I checked some source code and noticed the following subtlety which I
think is correct, but may be underdocumented.
If using sml:ExportToTextFile then the platform default encoding is used
If using sml:ExportToXMLFile then utf-8 is used
thus I would expect problems if your script uses the former which is not
intended for XML.
If this doesn't help please send me or Scott a sample script.
thanks
Jeremy
Oh - how painful!
It looks like perhaps we should have an option to either include or
exclude the XML declaration.
I am clear that omitting the declaration is the correct default.
If one wishes to embed the XML inside some other XML doc, then the
declaration is an error.
The XML spec is clear that the default encoding is UTF-8 and the
declaration is not required, thus, according to the specs, we are
conformant, and perhaps you should be complaining about the next tool in
the chain that is reading it with some other encoding.
TopBraid Suite is committed to working in UTF-8 as much as possible.
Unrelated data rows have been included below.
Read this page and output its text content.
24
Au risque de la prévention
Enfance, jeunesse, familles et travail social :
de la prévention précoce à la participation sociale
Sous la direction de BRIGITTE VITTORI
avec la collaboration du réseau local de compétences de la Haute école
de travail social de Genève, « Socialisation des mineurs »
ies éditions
(e.g. we do not, and do not intend to, give an option for a different
encoding for XML output).
My preferences are:
1) continue with current default
2) not have an option
If you insist that you really *need* the option, we could put it in -
but to me it seems to complicate TopBraid Suite unnecessarily, and will
add to the confusion that the string
<?xml version="1.0" encoding="UTF-8"?>
is meaningful or required.
Jeremy
That's in your code (the XSLT transform) not ours
The underlying problem is that the original HTML guys did not use utf-8,
and this was corrected with XML.
In our XML support we should (IMO) followed the XML spec, not the HTML spec.
If you are using our XML support to generate XHTML then yes you may need
that part.
The best we could do is issue a warning if the output appears to be
XHTML and this is missing ... but we probably need more infrastructure
for enabling and disabling warnings before we go down that route.